Wang, Rong, Dong, Lai-Dong, Meng, Xiang-Bin, Shi, Qing, Sun, Wen-Yu
Biochemical and biophysical research communications 2015 v.464 pp. 574-579
coronary artery disease, coronary vessels, gene expression regulation, microRNA, microarray technology, non-coding RNA, pathophysiology, patients, quantitative polymerase chain reaction, t-test
The pathophysiology of coronary atherosclerotic plaques is a complex process. Early detection of coronary atherosclerotic plaques is critical in the prevention, prognostic and therapeutic intervention of cardiovascular disease. MicroRNAs (miRNAs), endogenous short non-coding RNAs, have been reported to play an important role in cardiovascular diseases and are also used as disease markers. However, the miRNA expression profile in early coronary atherosclerotic plaques has yet been reported. We hypothesize that miRNAs can be used as effective disease markers for detection of early coronary atherosclerotic plaques. In this analysis, coronary artery samples from three patients with early coronary atherosclerosis were harvested and miRNA expression profile determined using microarray analysis. Compared with healthy controls, a total of 44 miRNAs were upregulated and 57 miRNAs were downregulated.
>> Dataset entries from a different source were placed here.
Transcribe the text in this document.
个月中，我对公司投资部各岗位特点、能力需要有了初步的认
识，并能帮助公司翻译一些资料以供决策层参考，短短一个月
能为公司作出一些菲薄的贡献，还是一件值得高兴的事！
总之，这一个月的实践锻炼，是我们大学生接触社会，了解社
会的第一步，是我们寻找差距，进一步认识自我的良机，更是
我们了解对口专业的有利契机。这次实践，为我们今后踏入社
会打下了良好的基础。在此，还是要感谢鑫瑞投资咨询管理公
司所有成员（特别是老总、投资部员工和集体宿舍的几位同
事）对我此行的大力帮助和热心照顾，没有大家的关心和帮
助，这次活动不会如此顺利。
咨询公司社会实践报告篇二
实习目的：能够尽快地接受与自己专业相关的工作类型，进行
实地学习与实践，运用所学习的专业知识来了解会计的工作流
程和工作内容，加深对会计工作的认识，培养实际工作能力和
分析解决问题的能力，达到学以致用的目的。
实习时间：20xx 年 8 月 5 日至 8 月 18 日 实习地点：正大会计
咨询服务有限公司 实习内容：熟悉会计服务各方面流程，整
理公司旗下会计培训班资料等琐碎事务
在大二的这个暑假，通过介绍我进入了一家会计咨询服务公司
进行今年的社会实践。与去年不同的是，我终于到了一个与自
Among the dysregulated miRNAs, eight were significantly upregulated while five miRNAs were significantly downregulated, as determined by t-test (P < 0.05). Four of the significantly dysregulated miRNAs, including miR-221, miR-155, miR-100 and hsa-miR-1273, were selected and verified by real-time PCR. The real-time PCR results were consistent with the microarray data that miR-221, miR-155 and miR-100 were significantly downregulated in plaques, whereas miR-1273 was significantly upregulated. These results indicate that miRNAs expression level can be used as potential markers for early coronary atherosclerotic plaque formation.